EDA for Highthroughput Exercises

{pagebreak}

Exercises

We will be using a handful of Bioconductor packages. These are installed using the function biocLite which you can source from the web:

source("http://www.bioconductor.org/biocLite.R")

or you can run the bioc_install in the rafalib package.

library(rafalib)
bioc_install()

Download and install the Bioconductor package SpikeInSubset and then load the library and the mas133 data:

library(rafalib)
install_bioc("SpikeInSubset")
library(SpikeInSubset)
data(mas133)

Now make the following plot of the first two samples and compute the correlation:

e <- exprs(mas133)
plot(e[,1],e[,2],main=paste0("corr=",signif(cor(e[,1],e[,2]),3)),cex=0.5)
k <- 3000
b <- 1000 #a buffer
polygon(c(-b,k,k,-b),c(-b,-b,k,k),col="red",density=0,border="red")

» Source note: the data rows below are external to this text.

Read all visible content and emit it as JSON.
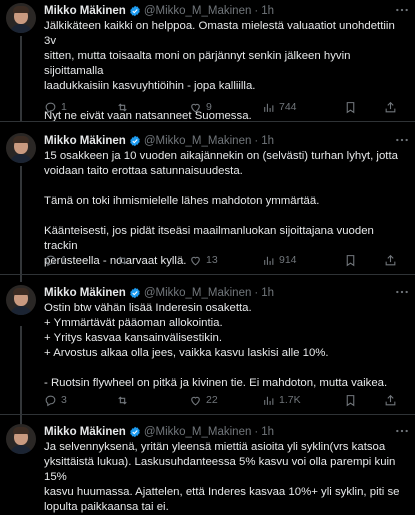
{
  "tweets": [
    {
      "author": "Mikko Mäkinen",
      "handle": "@Mikko_M_Makinen",
      "time": "1h",
      "lines": [
        "Jälkikäteen kaikki on helppoa. Omasta mielestä valuaatiot unohdettiin 3v",
        "sitten, mutta toisaalta moni on pärjännyt senkin jälkeen hyvin sijoittamalla",
        "laadukkaisiin kasvuyhtiöihin - jopa kalliilla.",
        "",
        "Nyt ne eivät vaan natsanneet Suomessa."
      ],
      "replies": "1",
      "retweets": "",
      "likes": "9",
      "views": "744"
    },
    {
      "author": "Mikko Mäkinen",
      "handle": "@Mikko_M_Makinen",
      "time": "1h",
      "lines": [
        "15 osakkeen ja 10 vuoden aikajännekin on (selvästi) turhan lyhyt, jotta",
        "voidaan taito erottaa satunnaisuudesta.",
        "",
        "Tämä on toki ihmismielelle lähes mahdoton ymmärtää.",
        "",
        "Käänteisesti, jos pidät itseäsi maailmanluokan sijoittajana vuoden trackin",
        "perusteella - no arvaat kyllä."
      ],
      "replies": "1",
      "retweets": "",
      "likes": "13",
      "views": "914"
    },
    {
      "author": "Mikko Mäkinen",
      "handle": "@Mikko_M_Makinen",
      "time": "1h",
      "lines": [
        "Ostin btw vähän lisää Inderesin osaketta.",
        "+ Ymmärtävät pääoman allokointia.",
        "+ Yritys kasvaa kansainvälisestikin.",
        "+ Arvostus alkaa olla jees, vaikka kasvu laskisi alle 10%.",
        "",
        "- Ruotsin flywheel on pitkä ja kivinen tie. Ei mahdoton, mutta vaikea."
      ],
      "replies": "3",
      "retweets": "",
      "likes": "22",
      "views": "1.7K"
    },
    {
      "author": "Mikko Mäkinen",
      "handle": "@Mikko_M_Makinen",
      "time": "1h",
      "lines": [
        "Ja selvennyksenä, yritän yleensä miettiä asioita yli syklin(vrs katsoa",
        "yksittäistä lukua). Laskusuhdanteessa 5% kasvu voi olla parempi kuin 15%",
        "kasvu huumassa. Ajattelen, että Inderes kasvaa 10%+ yli syklin, piti se",
        "lopulta paikkaansa tai ei."
      ]
    }
  ],
  "colors": {
    "background": "#000000",
    "text": "#e7e9ea",
    "muted": "#71767b",
    "verified": "#1d9bf0",
    "separator": "#2f3336"
  },
  "icons": [
    "avatar",
    "verified-badge-icon",
    "more-icon",
    "reply-icon",
    "retweet-icon",
    "like-icon",
    "views-icon",
    "bookmark-icon",
    "share-icon"
  ]
}
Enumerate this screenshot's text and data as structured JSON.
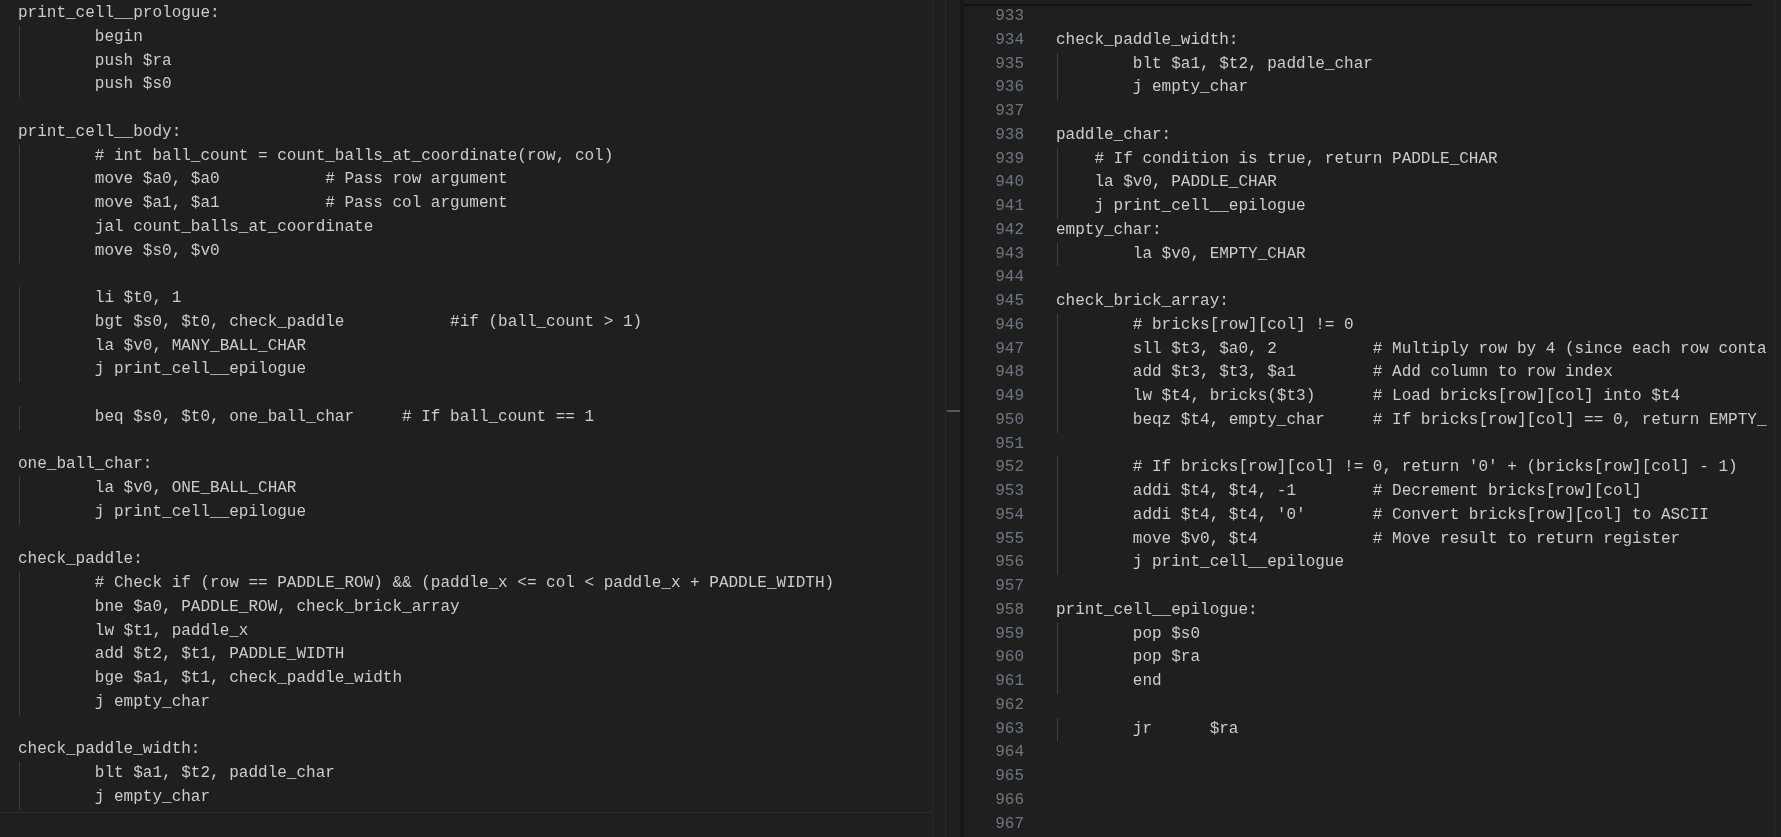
{
  "left_editor": {
    "lines": [
      {
        "kind": "code",
        "text": "print_cell__prologue:"
      },
      {
        "kind": "code",
        "text": "        begin"
      },
      {
        "kind": "code",
        "text": "        push $ra"
      },
      {
        "kind": "code",
        "text": "        push $s0"
      },
      {
        "kind": "blank"
      },
      {
        "kind": "code",
        "text": "print_cell__body:"
      },
      {
        "kind": "code",
        "text": "        # int ball_count = count_balls_at_coordinate(row, col)"
      },
      {
        "kind": "code",
        "text": "        move $a0, $a0           # Pass row argument"
      },
      {
        "kind": "code",
        "text": "        move $a1, $a1           # Pass col argument"
      },
      {
        "kind": "code",
        "text": "        jal count_balls_at_coordinate"
      },
      {
        "kind": "code",
        "text": "        move $s0, $v0"
      },
      {
        "kind": "blank"
      },
      {
        "kind": "code",
        "text": "        li $t0, 1"
      },
      {
        "kind": "code",
        "text": "        bgt $s0, $t0, check_paddle           #if (ball_count > 1)"
      },
      {
        "kind": "code",
        "text": "        la $v0, MANY_BALL_CHAR"
      },
      {
        "kind": "code",
        "text": "        j print_cell__epilogue"
      },
      {
        "kind": "blank"
      },
      {
        "kind": "code",
        "text": "        beq $s0, $t0, one_ball_char     # If ball_count == 1"
      },
      {
        "kind": "blank"
      },
      {
        "kind": "code",
        "text": "one_ball_char:"
      },
      {
        "kind": "code",
        "text": "        la $v0, ONE_BALL_CHAR"
      },
      {
        "kind": "code",
        "text": "        j print_cell__epilogue"
      },
      {
        "kind": "blank"
      },
      {
        "kind": "code",
        "text": "check_paddle:"
      },
      {
        "kind": "code",
        "text": "        # Check if (row == PADDLE_ROW) && (paddle_x <= col < paddle_x + PADDLE_WIDTH)"
      },
      {
        "kind": "code",
        "text": "        bne $a0, PADDLE_ROW, check_brick_array"
      },
      {
        "kind": "code",
        "text": "        lw $t1, paddle_x"
      },
      {
        "kind": "code",
        "text": "        add $t2, $t1, PADDLE_WIDTH"
      },
      {
        "kind": "code",
        "text": "        bge $a1, $t1, check_paddle_width"
      },
      {
        "kind": "code",
        "text": "        j empty_char"
      },
      {
        "kind": "blank"
      },
      {
        "kind": "code",
        "text": "check_paddle_width:"
      },
      {
        "kind": "code",
        "text": "        blt $a1, $t2, paddle_char"
      },
      {
        "kind": "code",
        "text": "        j empty_char"
      }
    ]
  },
  "right_editor": {
    "lines": [
      {
        "number": "933"
      },
      {
        "number": "934",
        "text": "check_paddle_width:"
      },
      {
        "number": "935",
        "text": "        blt $a1, $t2, paddle_char"
      },
      {
        "number": "936",
        "text": "        j empty_char"
      },
      {
        "number": "937"
      },
      {
        "number": "938",
        "text": "paddle_char:"
      },
      {
        "number": "939",
        "text": "    # If condition is true, return PADDLE_CHAR"
      },
      {
        "number": "940",
        "text": "    la $v0, PADDLE_CHAR"
      },
      {
        "number": "941",
        "text": "    j print_cell__epilogue"
      },
      {
        "number": "942",
        "text": "empty_char:"
      },
      {
        "number": "943",
        "text": "        la $v0, EMPTY_CHAR"
      },
      {
        "number": "944"
      },
      {
        "number": "945",
        "text": "check_brick_array:"
      },
      {
        "number": "946",
        "text": "        # bricks[row][col] != 0"
      },
      {
        "number": "947",
        "text": "        sll $t3, $a0, 2          # Multiply row by 4 (since each row conta"
      },
      {
        "number": "948",
        "text": "        add $t3, $t3, $a1        # Add column to row index"
      },
      {
        "number": "949",
        "text": "        lw $t4, bricks($t3)      # Load bricks[row][col] into $t4"
      },
      {
        "number": "950",
        "text": "        beqz $t4, empty_char     # If bricks[row][col] == 0, return EMPTY_"
      },
      {
        "number": "951"
      },
      {
        "number": "952",
        "text": "        # If bricks[row][col] != 0, return '0' + (bricks[row][col] - 1)"
      },
      {
        "number": "953",
        "text": "        addi $t4, $t4, -1        # Decrement bricks[row][col]"
      },
      {
        "number": "954",
        "text": "        addi $t4, $t4, '0'       # Convert bricks[row][col] to ASCII"
      },
      {
        "number": "955",
        "text": "        move $v0, $t4            # Move result to return register"
      },
      {
        "number": "956",
        "text": "        j print_cell__epilogue"
      },
      {
        "number": "957"
      },
      {
        "number": "958",
        "text": "print_cell__epilogue:"
      },
      {
        "number": "959",
        "text": "        pop $s0"
      },
      {
        "number": "960",
        "text": "        pop $ra"
      },
      {
        "number": "961",
        "text": "        end"
      },
      {
        "number": "962"
      },
      {
        "number": "963",
        "text": "        jr      $ra"
      },
      {
        "number": "964"
      },
      {
        "number": "965"
      },
      {
        "number": "966"
      },
      {
        "number": "967"
      }
    ]
  }
}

What proportion of the points are inside the box?
Now make the sample plot with log:
```
 plot(log2(e[,1]),log2(e[,2]))
 k <- log2(3000)
 b <- log2(0.5)
 polygon(c(b,k,k,b),c(b,b,k,k),col="red",density=0,border="red")
```
What is an advantage of taking the log?
- A) The tails do not dominate the plot: 95% of data is not in a tiny section of plot.
- B) There are less points.
- C) There is exponential growth.
- D) We always take logs.
Make an MA-plot:
```
 e <- log2(exprs(mas133))
 plot((e[,1]+e[,2])/2,e[,2]-e[,1],cex=0.5)
```
The two samples we are plotting are replicates (they are random samples from the same batch of RNA). The correlation of the data was 0.997 in the original scale and 0.96 in the log-scale. High correlations are sometimes confused with evidence of replication. However, replication implies we get very small differences between the observations, which is better measured with distance or differences.

What is the standard deviation of the log ratios for this comparison?
How many fold changes above 2 do we see?